Justin Trudeau sentait donc qu’il devait jouer du muscle pour montrer que son gouvernement minoritaire n’allait pas s’en laisser imposer. Si on commence à se laisser manger la laine sur le dos, quand est-ce que ça arrête! entend-on dans les cercles libéraux.

Or, la défaite des conservateurs semblait presque soulager Erin O’Toole. Gagner le vote signifiait se lancer en campagne électorale contre un premier ministre populaire, alors qu'Erin O’Toole peine encore à se faire connaître. La pente aurait été plutôt à pic.

À l’inverse, les néo-démocrates qui ont contribué à la victoire du gouvernement semblent l’avoir fait à contrecœur. C’est parce que Jagmeet Singh s’est, en quelque sorte, fait forcer la main par Justin Trudeau.

Le chef néo-démocrate a beau dire qu’il a voulu maintenir le gouvernement en vie parce qu’il se préoccupe du bien-être des travailleurs canadiens qui ne souhaitent pas d’élections en temps de pandémie, il est clair qu’il essaie plutôt de mettre du baume sur sa propre plaie.

Le Nouveau Parti démocratique ne pouvait pas se permettre de partir en campagne électorale parce qu’il n'a pas d'argent, que ses effectifs en Colombie-Britannique (une province clé pour lui) sont occupés par une élection provinciale, et ses alliés syndicaux et les travailleurs espèrent profiter des programmes d’aide encore à venir du gouvernement.

Dans les faits, Jagmeet Singh s’est fait coincer par Justin Trudeau, sans vraiment (cette fois-ci) obtenir de concessions. Comme les libéraux ont moins peur de déclencher des élections que le NPD, ce sont eux qui ont, en ce moment, le gros bout du bâton, dans cette relation de dépendance minoritaire.

Portrait de Jagmeet Singh.

Les néo-démocrates ont l'impression d'avoir été invités à la danse par défaut, nous dit Christian Noël.

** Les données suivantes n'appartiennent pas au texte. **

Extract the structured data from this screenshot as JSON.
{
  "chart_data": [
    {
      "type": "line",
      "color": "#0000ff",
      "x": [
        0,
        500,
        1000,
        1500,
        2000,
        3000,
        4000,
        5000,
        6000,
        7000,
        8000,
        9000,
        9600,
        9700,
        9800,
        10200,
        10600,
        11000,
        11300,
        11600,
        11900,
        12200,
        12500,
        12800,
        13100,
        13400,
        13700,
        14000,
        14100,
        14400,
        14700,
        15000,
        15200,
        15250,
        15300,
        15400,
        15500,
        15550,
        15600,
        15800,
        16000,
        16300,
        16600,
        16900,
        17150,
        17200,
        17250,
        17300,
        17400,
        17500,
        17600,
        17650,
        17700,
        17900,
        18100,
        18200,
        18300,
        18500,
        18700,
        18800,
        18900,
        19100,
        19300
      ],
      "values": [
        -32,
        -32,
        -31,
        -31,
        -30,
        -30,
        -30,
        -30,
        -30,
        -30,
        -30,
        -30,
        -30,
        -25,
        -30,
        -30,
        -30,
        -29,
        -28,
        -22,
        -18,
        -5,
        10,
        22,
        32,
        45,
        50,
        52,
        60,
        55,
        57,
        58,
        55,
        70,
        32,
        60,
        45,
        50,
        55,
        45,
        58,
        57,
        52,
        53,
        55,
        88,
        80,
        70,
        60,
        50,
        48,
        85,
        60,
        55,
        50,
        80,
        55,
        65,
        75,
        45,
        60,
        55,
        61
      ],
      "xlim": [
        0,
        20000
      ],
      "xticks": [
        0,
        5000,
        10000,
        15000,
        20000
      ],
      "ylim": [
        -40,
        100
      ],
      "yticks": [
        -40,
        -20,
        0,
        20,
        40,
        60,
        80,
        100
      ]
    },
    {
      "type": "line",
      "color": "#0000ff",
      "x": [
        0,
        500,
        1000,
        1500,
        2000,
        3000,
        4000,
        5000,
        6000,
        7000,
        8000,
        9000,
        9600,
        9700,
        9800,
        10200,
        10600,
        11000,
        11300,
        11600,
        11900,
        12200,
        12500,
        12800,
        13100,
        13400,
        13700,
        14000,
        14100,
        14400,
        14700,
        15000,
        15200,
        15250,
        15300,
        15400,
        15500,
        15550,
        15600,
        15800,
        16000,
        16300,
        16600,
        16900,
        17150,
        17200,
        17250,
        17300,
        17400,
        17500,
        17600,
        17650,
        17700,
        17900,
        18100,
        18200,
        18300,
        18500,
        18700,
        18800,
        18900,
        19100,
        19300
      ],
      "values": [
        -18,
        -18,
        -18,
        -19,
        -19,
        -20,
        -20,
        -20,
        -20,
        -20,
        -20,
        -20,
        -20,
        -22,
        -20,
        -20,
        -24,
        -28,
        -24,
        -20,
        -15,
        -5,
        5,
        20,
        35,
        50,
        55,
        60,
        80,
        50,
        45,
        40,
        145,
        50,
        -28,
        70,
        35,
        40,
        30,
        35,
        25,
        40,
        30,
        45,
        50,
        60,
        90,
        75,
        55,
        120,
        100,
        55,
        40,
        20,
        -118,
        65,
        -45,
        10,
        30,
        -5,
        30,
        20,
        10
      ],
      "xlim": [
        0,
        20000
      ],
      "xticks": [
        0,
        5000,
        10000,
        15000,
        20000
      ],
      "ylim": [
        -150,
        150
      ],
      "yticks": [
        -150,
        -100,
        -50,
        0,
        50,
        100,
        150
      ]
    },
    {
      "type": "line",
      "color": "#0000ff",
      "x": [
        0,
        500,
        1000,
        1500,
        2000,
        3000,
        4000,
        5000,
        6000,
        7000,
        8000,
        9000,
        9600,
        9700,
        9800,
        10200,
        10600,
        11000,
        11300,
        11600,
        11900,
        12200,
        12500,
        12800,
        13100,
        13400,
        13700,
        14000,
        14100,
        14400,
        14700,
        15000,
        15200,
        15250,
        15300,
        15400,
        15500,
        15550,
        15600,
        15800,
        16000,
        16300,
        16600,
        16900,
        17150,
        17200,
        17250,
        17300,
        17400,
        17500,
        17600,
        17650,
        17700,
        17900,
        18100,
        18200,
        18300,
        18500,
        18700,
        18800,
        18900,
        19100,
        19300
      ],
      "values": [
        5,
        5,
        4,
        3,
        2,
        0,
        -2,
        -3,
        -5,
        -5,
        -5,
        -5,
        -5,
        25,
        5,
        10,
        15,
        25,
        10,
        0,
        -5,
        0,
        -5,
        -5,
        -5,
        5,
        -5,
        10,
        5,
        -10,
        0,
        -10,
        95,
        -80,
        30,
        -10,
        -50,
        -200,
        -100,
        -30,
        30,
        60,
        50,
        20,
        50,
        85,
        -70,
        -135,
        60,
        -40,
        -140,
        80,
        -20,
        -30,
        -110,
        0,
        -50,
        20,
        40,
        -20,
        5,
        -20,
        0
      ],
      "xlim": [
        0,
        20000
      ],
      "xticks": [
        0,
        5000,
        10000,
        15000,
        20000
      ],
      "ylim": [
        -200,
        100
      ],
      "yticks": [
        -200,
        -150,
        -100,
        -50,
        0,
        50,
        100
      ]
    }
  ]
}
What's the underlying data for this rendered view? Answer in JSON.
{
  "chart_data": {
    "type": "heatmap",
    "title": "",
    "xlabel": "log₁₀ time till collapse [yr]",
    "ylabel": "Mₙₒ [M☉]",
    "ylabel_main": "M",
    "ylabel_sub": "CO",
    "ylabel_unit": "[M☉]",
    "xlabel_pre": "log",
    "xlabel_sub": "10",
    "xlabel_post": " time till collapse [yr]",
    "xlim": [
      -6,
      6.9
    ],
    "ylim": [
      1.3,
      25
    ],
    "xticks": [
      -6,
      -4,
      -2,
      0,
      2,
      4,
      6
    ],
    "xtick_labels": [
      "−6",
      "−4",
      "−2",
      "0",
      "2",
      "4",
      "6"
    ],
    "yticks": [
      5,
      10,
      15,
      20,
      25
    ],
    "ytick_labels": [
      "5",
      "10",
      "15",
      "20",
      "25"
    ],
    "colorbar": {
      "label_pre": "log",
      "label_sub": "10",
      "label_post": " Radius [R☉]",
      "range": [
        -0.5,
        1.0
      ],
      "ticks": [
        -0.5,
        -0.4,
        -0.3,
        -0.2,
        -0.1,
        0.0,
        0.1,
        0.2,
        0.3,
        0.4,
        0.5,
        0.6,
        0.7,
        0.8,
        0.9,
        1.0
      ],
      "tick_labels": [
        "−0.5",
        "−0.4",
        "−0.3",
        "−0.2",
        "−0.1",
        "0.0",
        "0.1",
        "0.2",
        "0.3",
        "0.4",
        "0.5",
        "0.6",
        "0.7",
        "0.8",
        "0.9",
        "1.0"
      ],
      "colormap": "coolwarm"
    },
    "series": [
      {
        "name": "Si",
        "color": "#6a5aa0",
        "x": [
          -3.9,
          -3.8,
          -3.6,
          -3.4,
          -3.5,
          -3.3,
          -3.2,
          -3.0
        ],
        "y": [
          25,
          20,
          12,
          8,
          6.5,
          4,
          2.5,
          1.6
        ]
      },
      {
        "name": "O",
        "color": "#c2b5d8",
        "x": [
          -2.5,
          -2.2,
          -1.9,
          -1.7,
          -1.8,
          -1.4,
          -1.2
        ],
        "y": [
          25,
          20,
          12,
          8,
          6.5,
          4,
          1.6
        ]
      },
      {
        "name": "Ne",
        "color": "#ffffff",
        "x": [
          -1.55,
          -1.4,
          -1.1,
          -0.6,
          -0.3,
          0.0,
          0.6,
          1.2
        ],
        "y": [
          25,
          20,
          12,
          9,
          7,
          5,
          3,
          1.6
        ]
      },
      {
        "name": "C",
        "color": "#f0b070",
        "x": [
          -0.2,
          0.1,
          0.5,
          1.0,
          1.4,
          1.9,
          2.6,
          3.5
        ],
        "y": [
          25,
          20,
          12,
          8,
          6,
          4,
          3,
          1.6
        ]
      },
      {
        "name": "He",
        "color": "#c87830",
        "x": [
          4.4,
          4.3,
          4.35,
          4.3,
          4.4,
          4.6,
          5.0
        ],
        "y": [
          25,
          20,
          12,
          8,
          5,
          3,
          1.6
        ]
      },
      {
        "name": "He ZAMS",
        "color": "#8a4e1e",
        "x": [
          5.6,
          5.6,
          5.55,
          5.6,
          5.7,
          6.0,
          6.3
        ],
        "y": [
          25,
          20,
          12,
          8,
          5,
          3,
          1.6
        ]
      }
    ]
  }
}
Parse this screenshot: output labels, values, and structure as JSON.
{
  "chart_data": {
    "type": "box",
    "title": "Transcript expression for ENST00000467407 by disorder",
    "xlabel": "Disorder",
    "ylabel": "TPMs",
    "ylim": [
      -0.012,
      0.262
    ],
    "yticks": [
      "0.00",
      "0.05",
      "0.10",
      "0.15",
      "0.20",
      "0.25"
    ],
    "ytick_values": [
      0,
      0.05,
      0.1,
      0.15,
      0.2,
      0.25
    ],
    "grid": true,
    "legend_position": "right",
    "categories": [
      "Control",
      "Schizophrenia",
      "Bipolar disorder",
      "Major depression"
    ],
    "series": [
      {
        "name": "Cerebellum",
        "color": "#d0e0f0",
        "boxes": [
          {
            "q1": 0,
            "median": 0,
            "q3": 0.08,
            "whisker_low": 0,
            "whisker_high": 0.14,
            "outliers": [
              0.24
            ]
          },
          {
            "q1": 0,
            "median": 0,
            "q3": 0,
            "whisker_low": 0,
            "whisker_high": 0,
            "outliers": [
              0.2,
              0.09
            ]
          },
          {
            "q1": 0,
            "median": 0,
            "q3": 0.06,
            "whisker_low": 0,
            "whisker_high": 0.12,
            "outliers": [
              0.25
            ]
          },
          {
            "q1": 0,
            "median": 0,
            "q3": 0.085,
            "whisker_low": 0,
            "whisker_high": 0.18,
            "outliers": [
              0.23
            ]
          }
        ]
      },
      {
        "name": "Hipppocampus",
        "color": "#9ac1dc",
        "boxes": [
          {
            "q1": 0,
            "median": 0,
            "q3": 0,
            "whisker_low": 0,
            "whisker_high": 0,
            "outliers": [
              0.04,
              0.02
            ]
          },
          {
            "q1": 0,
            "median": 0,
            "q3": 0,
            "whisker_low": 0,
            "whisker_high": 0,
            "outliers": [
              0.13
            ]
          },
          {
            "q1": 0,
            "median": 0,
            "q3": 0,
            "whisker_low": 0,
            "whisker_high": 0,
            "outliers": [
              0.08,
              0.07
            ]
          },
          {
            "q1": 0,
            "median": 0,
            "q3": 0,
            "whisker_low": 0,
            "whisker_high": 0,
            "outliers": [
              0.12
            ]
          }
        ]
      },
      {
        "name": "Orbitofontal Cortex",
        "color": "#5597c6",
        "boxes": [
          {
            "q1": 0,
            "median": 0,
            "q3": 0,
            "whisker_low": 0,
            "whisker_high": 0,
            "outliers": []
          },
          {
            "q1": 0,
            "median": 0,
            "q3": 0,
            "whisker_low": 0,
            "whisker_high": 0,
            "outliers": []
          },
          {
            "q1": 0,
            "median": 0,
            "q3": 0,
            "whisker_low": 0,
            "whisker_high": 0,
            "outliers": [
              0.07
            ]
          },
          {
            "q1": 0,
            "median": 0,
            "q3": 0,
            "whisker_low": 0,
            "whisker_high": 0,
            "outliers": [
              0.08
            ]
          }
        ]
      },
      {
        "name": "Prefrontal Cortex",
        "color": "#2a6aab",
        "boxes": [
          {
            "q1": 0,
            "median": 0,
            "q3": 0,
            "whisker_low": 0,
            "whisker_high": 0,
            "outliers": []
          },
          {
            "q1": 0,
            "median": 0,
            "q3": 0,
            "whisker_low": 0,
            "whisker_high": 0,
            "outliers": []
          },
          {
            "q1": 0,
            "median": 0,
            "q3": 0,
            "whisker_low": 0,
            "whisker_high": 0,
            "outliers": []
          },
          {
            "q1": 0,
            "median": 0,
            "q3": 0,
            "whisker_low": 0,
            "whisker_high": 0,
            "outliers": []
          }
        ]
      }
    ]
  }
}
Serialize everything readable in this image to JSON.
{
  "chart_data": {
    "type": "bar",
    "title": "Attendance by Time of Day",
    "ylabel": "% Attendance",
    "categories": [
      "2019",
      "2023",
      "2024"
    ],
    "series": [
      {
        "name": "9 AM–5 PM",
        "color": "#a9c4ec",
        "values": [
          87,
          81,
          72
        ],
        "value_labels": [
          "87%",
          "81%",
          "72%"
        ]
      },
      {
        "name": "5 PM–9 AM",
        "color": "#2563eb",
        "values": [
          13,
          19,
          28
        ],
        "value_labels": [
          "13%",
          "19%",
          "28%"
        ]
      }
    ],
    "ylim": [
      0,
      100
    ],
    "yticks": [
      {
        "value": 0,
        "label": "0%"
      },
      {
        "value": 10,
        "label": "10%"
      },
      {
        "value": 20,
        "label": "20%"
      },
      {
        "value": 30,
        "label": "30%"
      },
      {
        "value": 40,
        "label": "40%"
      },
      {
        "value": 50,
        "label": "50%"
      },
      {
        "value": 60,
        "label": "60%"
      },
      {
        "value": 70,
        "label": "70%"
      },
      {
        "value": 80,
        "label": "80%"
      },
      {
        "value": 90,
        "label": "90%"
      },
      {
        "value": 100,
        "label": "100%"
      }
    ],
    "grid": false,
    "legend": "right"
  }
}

Photo : La Presse canadienne / Adrian Wyld

On se retrouve donc avec des conservateurs et des bloquistes frustrés dans leurs efforts et motivés à faire payer le gouvernement la prochaine fois. Et des néo-démocrates qui ont l’impression que les libéraux les invitent à la danse par défaut, pour les laisser paître dans un coin.

Cela laisse un goût amer dans la bouche de certains élus de l’opposition, ce qui pourrait bien avoir un effet catalyseur la prochaine fois qu’un vote de confiance pointera le bout de son nez aux Communes. Comme lors du budget, le printemps prochain, ou même lorsque de nouveaux programmes d’aide aux entreprises seront présentés, cet automne.

L’élection est évitée cette fois-ci, mais il y aura une prochaine fois, et peut-être même plus tôt que tard.

Les libéraux aimeraient probablement présenter leur bilan de gestion de la pandémie aux électeurs pendant qu’ils reçoivent encore des bénéfices, mais avant de voir quelle sera la facture totale. Et aussi avant que le commissaire à l’éthique dépose son rapport sur Justin Trudeau et WE Charity (UNIS).

Dans ce jeu de qui perd gagne, quand vient le temps d’établir un rapport de force, on pourrait penser qu’il est parfois plus risqué de faire des compromis, comme l’avait fait Paul Martin avant de perdre le pouvoir, que de gérer sa minorité avec une poigne de fer, comme l’avait fait Stephen Harper avant de remporter sa majorité.